Para pengamat berpendapat bahwa terjadinya perbedaan di dalam dunia Islam
tersebut diakibatkan oleh tradisi sejarah dan warisan kolonial, perpecahan
etnis, tingkat perkembangan ekonomi dan peran kekuasaan kaum fundamentalis
keagamaan di negara-negara yang berbeda. Maka tidak fair membandingkan Muslim
yang ada di Jakarta, Riyadh dan Istanbul dalam suatu kelompok budaya.[20]

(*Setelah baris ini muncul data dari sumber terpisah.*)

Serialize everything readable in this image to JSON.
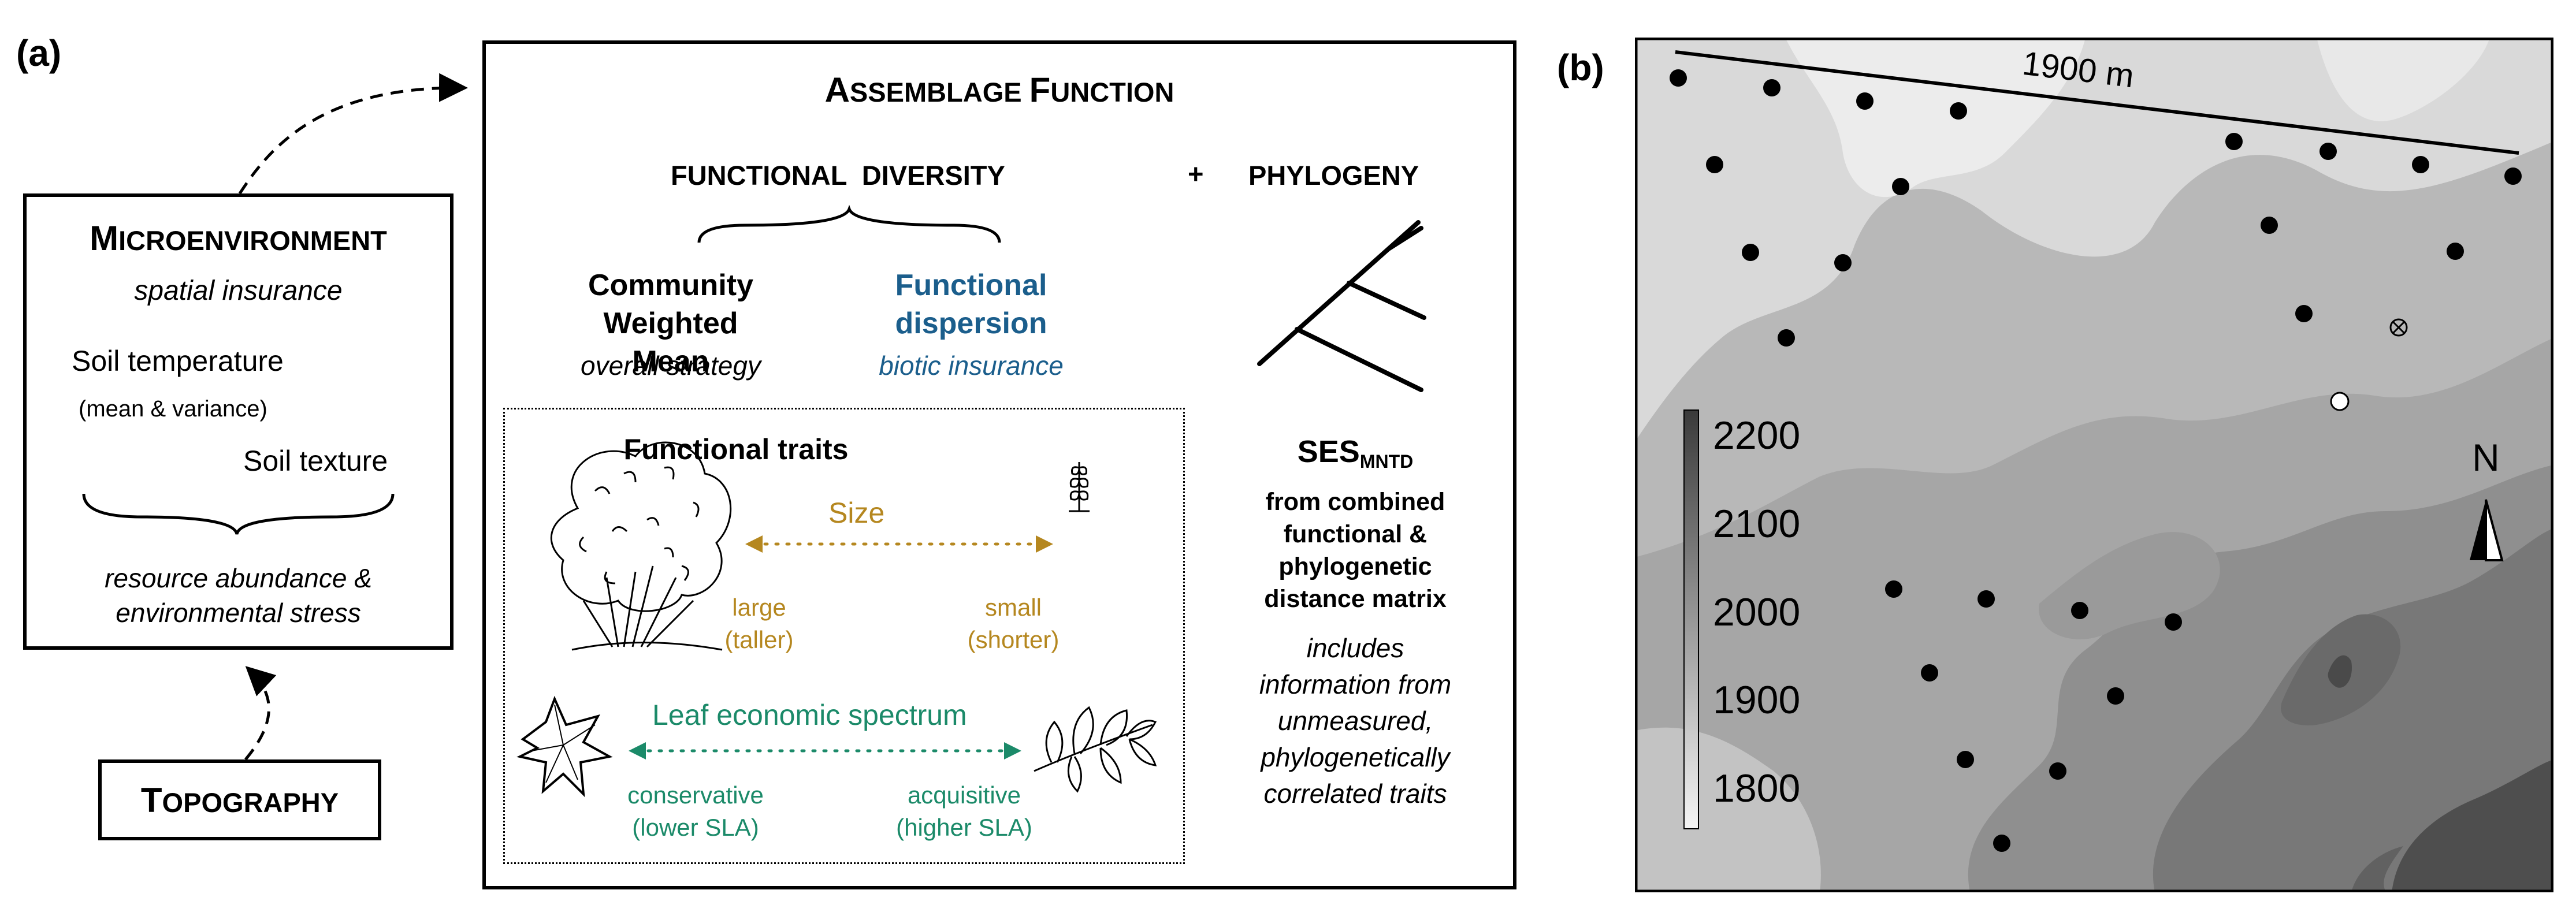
{
  "colors": {
    "size_gold": "#b5871f",
    "leaf_green": "#1b8a69",
    "dispersion_blue": "#1b5e8c"
  },
  "panel_a": {
    "label": "(a)",
    "microenvironment": {
      "title_first": "M",
      "title_rest": "ICROENVIRONMENT",
      "subtitle": "spatial insurance",
      "soil_temperature": "Soil temperature",
      "mean_variance": "(mean & variance)",
      "soil_texture": "Soil texture",
      "effect_line1": "resource abundance &",
      "effect_line2": "environmental stress"
    },
    "topography": {
      "title_first": "T",
      "title_rest": "OPOGRAPHY"
    },
    "assemblage": {
      "title_first_1": "A",
      "title_rest_1": "SSEMBLAGE ",
      "title_first_2": "F",
      "title_rest_2": "UNCTION",
      "functional_diversity": "FUNCTIONAL  DIVERSITY",
      "plus": "+",
      "phylogeny": "PHYLOGENY",
      "cwm_line1": "Community",
      "cwm_line2": "Weighted Mean",
      "cwm_sub": "overall strategy",
      "fd_line1": "Functional",
      "fd_line2": "dispersion",
      "fd_sub": "biotic insurance",
      "traits_title": "Functional traits",
      "size": "Size",
      "large": "large",
      "taller": "(taller)",
      "small": "small",
      "shorter": "(shorter)",
      "les": "Leaf economic spectrum",
      "conservative": "conservative",
      "lower_sla": "(lower SLA)",
      "acquisitive": "acquisitive",
      "higher_sla": "(higher SLA)",
      "ses": "SES",
      "ses_sub": "MNTD",
      "ses_line1": "from combined",
      "ses_line2": "functional &",
      "ses_line3": "phylogenetic",
      "ses_line4": "distance matrix",
      "info_line1": "includes",
      "info_line2": "information from",
      "info_line3": "unmeasured,",
      "info_line4": "phylogenetically",
      "info_line5": "correlated traits"
    }
  },
  "panel_b": {
    "label": "(b)",
    "scale_label": "1900 m",
    "north_label": "N",
    "elevation_ticks": [
      "2200",
      "2100",
      "2000",
      "1900",
      "1800"
    ]
  }
}
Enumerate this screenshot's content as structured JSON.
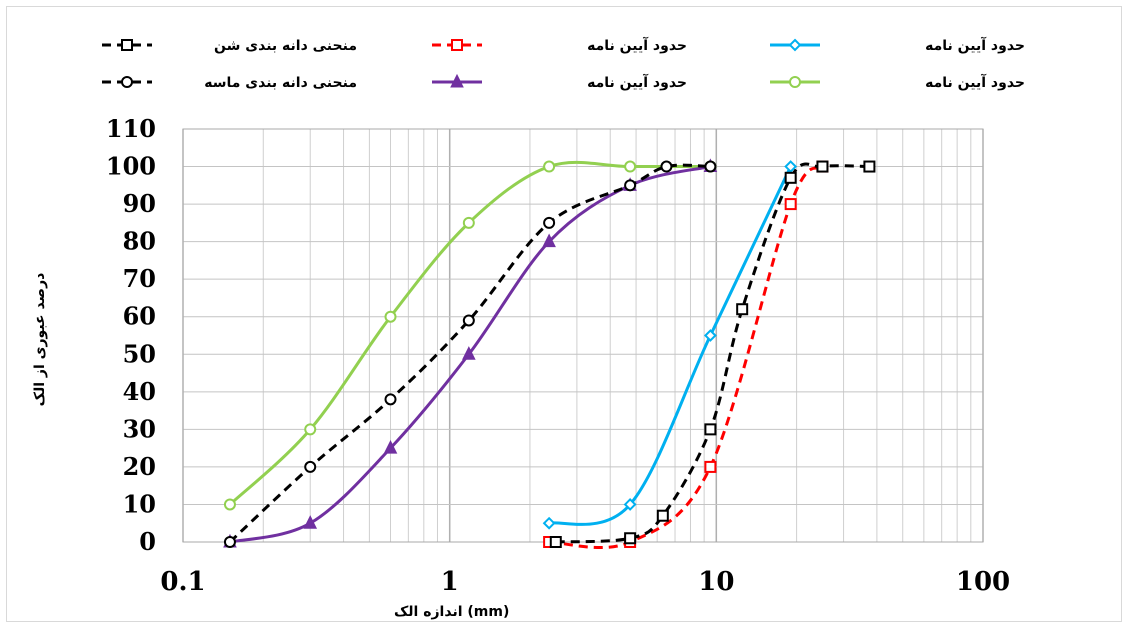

Peristiwa 11 September 2001, menurut mereka disebabkan oleh
keyakinan-keyakinan ideologis ekstrem yang diyakini oleh kelompok-kelompok
al-Qaeda dan kalangan fundamentalis Taliban, bukan opini publik Muslim pada
umumnya. Seperti halnya merupakan kesalahan jika memahami pengeboman Kota
Oklahoma 1995 sebagai serangan kolektif terhadap pemerintah federal yang
dilakukan oleh kaum fundamentalis Kristen, bukan ulah dari individu-individu.
Hubungan Dunia
Muslim dan Barat
Maxime Rodinson, seorang cendikiawan Perancis
menyatakan bahwa umat Kristen di Barat mempersepsi dunia Muslim sebagai bahaya,
jauh sebelum Islam dilihat sebagai masalah nyata. Sejahrawan Inggris Albert
Haourani senada dengan pernyataan Rodinson. Dia mengatakan bahwa kemunculan
Islam merupakan maslah bagi Eropa-Kristen. Bangsa Kristen tdak menerima
kenabian Muhammad dan wahyu yang diturunkan kepadanya, Allah bukanlah Tuhan dan
Islam hanya karangan orang-orang yang berwatak dan berniat buruk dan didukung
oleh kekuatan pedang.
Hubungan antara kaum Muslim dan Non Muslim Barat
(Kristen Eropa) adalah hubungan penuh dengan ketegangan, yang dimulai dengan
ekspansi militer-politik Islam klasik yang menimbulkan kerugian Kristen dengan
kulminasinya berupa pembebasan konstatinopel, kemudian Perang Salib, lalu
berbalik, berkembang dalam tatanan dunia yang dikuasai oleh Barat
imperalis-kolonialis atas Dunia Islam sebagai yang paling dirugikan. Disebabkan
oleh hubungan anatar Islam dan Barat yang traumatik tersebut, maka diskursus
Islam tentang negara berlangsung dalam kepahitan menghadapi Barat sebagai
musuh.[21]
Interaksi berabad-abad telah menoreh catatan buruk
antara Islam dan Barat yang beragama Kristen. mereka sama-sama mengklaim sebuah
misi dan pesan universal dan mewarisi budaya Yahudi-Kristen dan Yunani-Romawi.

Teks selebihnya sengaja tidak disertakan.